Signed by MGM in 1940, she deadpanned her way to acclaim and immense popularity with appearances in some of the studio's most memorable musicals including Thousands Cheer (1943), The Harvey Girls (1946), _Till the Clouds Roll by (1946)_ , Ziegfeld Follies (1946), Panama Hattie (1942), Ship Ahoy (1942), Meet the People (1944) and Du Barry Was a Lady (1943), performing inimitable renditions of such classic songs as "The Wild Wild West" (from The Harvey Girls), "A Fine Romance" (from Till the Clouds Roll By), "It's a Great Big World" (from The Harvey Girls), "Poor You" (from Ship Ahoy), and "Say We're Sweethearts Again" (from Meet the People).
Although too often relegated to featured songs and small supporting roles, she still managed to become an audience favorite by the sheer force of her personality, polished vocals and way with a comic quip. The latter ability is especially apparent in one of her last MGM films, Merton of the Movies (1947), in which she co-starred with Red Skelton. In 1948, after 17 memorable screen appearances for MGM, the studio unceremoniously dropped her from its roster. She returned to films only twice more after her termination from MGM, in Universal's Francis in the Navy (1955) and Disney's Gus (1976), preferring to focus her energies on television and the stage, where she delighted audiences for three more decades.
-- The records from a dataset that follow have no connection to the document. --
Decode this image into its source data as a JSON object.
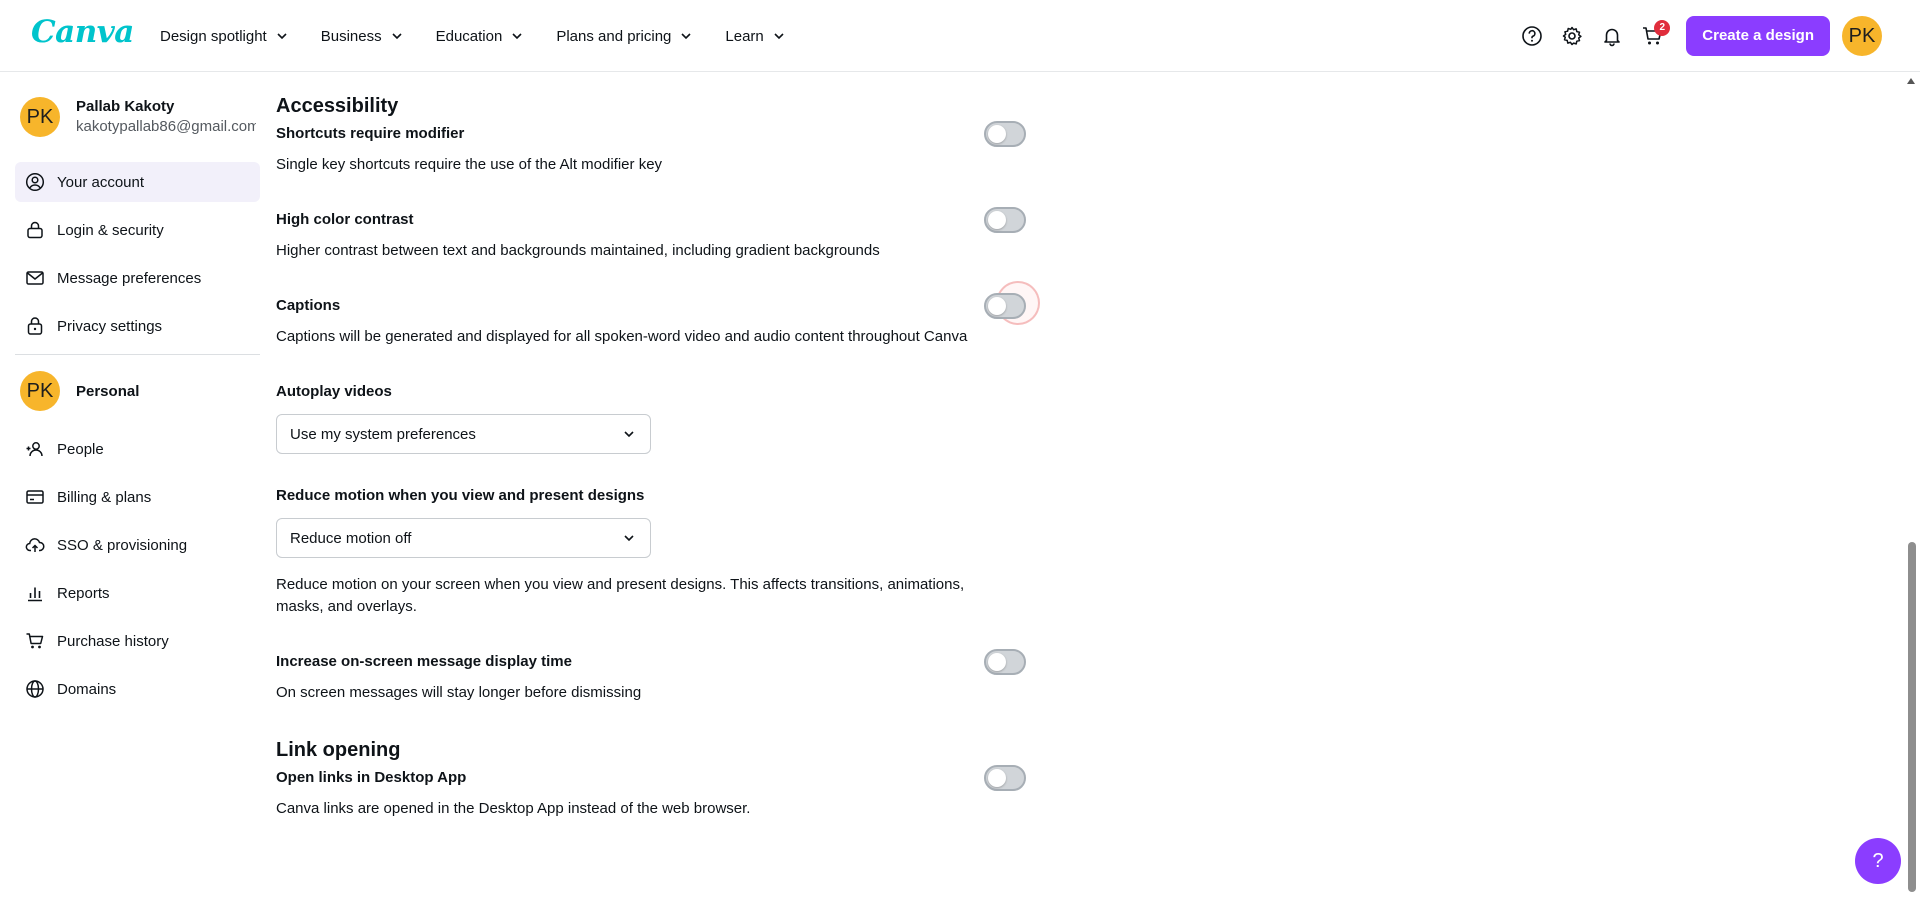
{
  "logo": "Canva",
  "nav": {
    "items": [
      {
        "label": "Design spotlight"
      },
      {
        "label": "Business"
      },
      {
        "label": "Education"
      },
      {
        "label": "Plans and pricing"
      },
      {
        "label": "Learn"
      }
    ]
  },
  "header": {
    "cart_count": "2",
    "create_label": "Create a design",
    "avatar_initials": "PK"
  },
  "sidebar": {
    "profile": {
      "initials": "PK",
      "name": "Pallab Kakoty",
      "email": "kakotypallab86@gmail.com"
    },
    "account_items": [
      {
        "label": "Your account",
        "icon": "user-circle-icon",
        "active": true
      },
      {
        "label": "Login & security",
        "icon": "lock-icon"
      },
      {
        "label": "Message preferences",
        "icon": "envelope-icon"
      },
      {
        "label": "Privacy settings",
        "icon": "padlock-icon"
      }
    ],
    "team": {
      "initials": "PK",
      "name": "Personal"
    },
    "team_items": [
      {
        "label": "People",
        "icon": "people-add-icon"
      },
      {
        "label": "Billing & plans",
        "icon": "billing-card-icon"
      },
      {
        "label": "SSO & provisioning",
        "icon": "cloud-upload-icon"
      },
      {
        "label": "Reports",
        "icon": "bar-chart-icon"
      },
      {
        "label": "Purchase history",
        "icon": "cart-icon"
      },
      {
        "label": "Domains",
        "icon": "globe-icon"
      }
    ]
  },
  "accessibility": {
    "title": "Accessibility",
    "shortcuts": {
      "title": "Shortcuts require modifier",
      "desc": "Single key shortcuts require the use of the Alt modifier key",
      "enabled": false
    },
    "contrast": {
      "title": "High color contrast",
      "desc": "Higher contrast between text and backgrounds maintained, including gradient backgrounds",
      "enabled": false
    },
    "captions": {
      "title": "Captions",
      "desc": "Captions will be generated and displayed for all spoken-word video and audio content throughout Canva",
      "enabled": false
    },
    "autoplay": {
      "title": "Autoplay videos",
      "value": "Use my system preferences"
    },
    "reduce_motion": {
      "title": "Reduce motion when you view and present designs",
      "value": "Reduce motion off",
      "desc": "Reduce motion on your screen when you view and present designs. This affects transitions, animations, masks, and overlays."
    },
    "message_time": {
      "title": "Increase on-screen message display time",
      "desc": "On screen messages will stay longer before dismissing",
      "enabled": false
    }
  },
  "link_opening": {
    "title": "Link opening",
    "desktop_app": {
      "title": "Open links in Desktop App",
      "desc": "Canva links are opened in the Desktop App instead of the web browser.",
      "enabled": false
    }
  },
  "help_fab": "?",
  "colors": {
    "brand": "#8b3dff",
    "logo": "#00c4cc",
    "avatar": "#f7b52b",
    "badge": "#e02d3c",
    "active_item_bg": "#f2f0fa"
  }
}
In the 1980s the still youthful beauty toured the country in a one-woman show and recorded a live album at the famed Masquers Club entitled, "A Salute to the Great MGM Musicals". One of her last significant stage appearances came in 1984 as Parthy Ann in the Long Beach Civic Light Opera's production of "Showboat", with Alan Young. She remained in semi-retirement in a large home in Wrightwood, California, for most of her later years until her death at the Motion Picture Country Hospital in Woodland Hills in January, 2001.